I have had a number of organisations coming to me through the budget process who have been advised that their funding has changed or it is being stopped by the commonwealth. The ACT government budget simply cannot accept that it has to pick up all of that funding. We do not have the capacity to do it. So we will look at whatever other ways we can to help the sector to go through these changes, if in fact they are coming, as the sector expects.

MR SPEAKER: Supplementary, Ms Bresnan.

MS BRESNAN: Minister, was there any discussion of the proposed cuts through the health ministers conference, and was there any consultation conducted with government about what was proposed?

MS GALLAGHER: Certainly not at ministerial level, no, but I would have to check with my directorate as to whether they have been given any advice from commonwealth health about any impending changes. But it certainly was not, and it would not be normal practice necessarily for that to occur. As I saw the correspondence I got from members of the alcohol and other drug sector, it did appear to me to be budget decision related—stopping programs. I think that has been speculated about in the press—that some of the way that the commonwealth will turn the budget to surplus will be to stop programs as of 30 June.

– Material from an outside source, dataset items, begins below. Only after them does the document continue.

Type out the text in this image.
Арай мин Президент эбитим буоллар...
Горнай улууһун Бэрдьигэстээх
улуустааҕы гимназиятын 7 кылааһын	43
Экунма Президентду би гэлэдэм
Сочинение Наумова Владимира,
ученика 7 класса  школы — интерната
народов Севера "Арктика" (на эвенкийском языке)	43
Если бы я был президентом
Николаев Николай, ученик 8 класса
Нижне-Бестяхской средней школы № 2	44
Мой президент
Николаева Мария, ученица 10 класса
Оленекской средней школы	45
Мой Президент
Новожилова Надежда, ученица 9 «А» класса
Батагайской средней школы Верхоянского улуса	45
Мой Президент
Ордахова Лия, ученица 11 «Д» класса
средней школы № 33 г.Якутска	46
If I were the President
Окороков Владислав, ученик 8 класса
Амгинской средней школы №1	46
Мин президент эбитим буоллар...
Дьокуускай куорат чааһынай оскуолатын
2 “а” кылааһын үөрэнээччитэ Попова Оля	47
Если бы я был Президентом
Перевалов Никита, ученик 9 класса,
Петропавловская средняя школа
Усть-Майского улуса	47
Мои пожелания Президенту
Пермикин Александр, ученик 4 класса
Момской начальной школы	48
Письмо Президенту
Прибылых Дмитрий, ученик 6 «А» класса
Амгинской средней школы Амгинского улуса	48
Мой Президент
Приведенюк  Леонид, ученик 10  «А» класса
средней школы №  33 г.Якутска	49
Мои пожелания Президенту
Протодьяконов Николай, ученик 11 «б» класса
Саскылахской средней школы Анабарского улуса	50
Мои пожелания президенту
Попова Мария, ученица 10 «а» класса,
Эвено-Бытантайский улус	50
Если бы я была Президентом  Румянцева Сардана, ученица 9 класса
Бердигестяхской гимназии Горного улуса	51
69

MS HUNTER: Supplementary, Mr Speaker.

MR SPEAKER: Yes, Ms Hunter.

MS HUNTER: Minister, is it the case that the Canberra Alliance for Harm Minimisation and Advocacy will lose its funding and is likely to close, which will leave the ACT without a drug and alcohol peer support and consumer representative body?

MS GALLAGHER: I have heard those concerns. I have not seen anything concrete. So we probably do need to work through that with the Department of Health and Ageing. I think CAHMA do an excellent job. We are working with them in partnership on the naloxone trial at the moment. So we would want to ensure that there was a peer based service that continues to run in the ACT. But as I said, we cannot just automatically pick up the slack if that slack is created by the commonwealth. We are doing it in far too many cases already.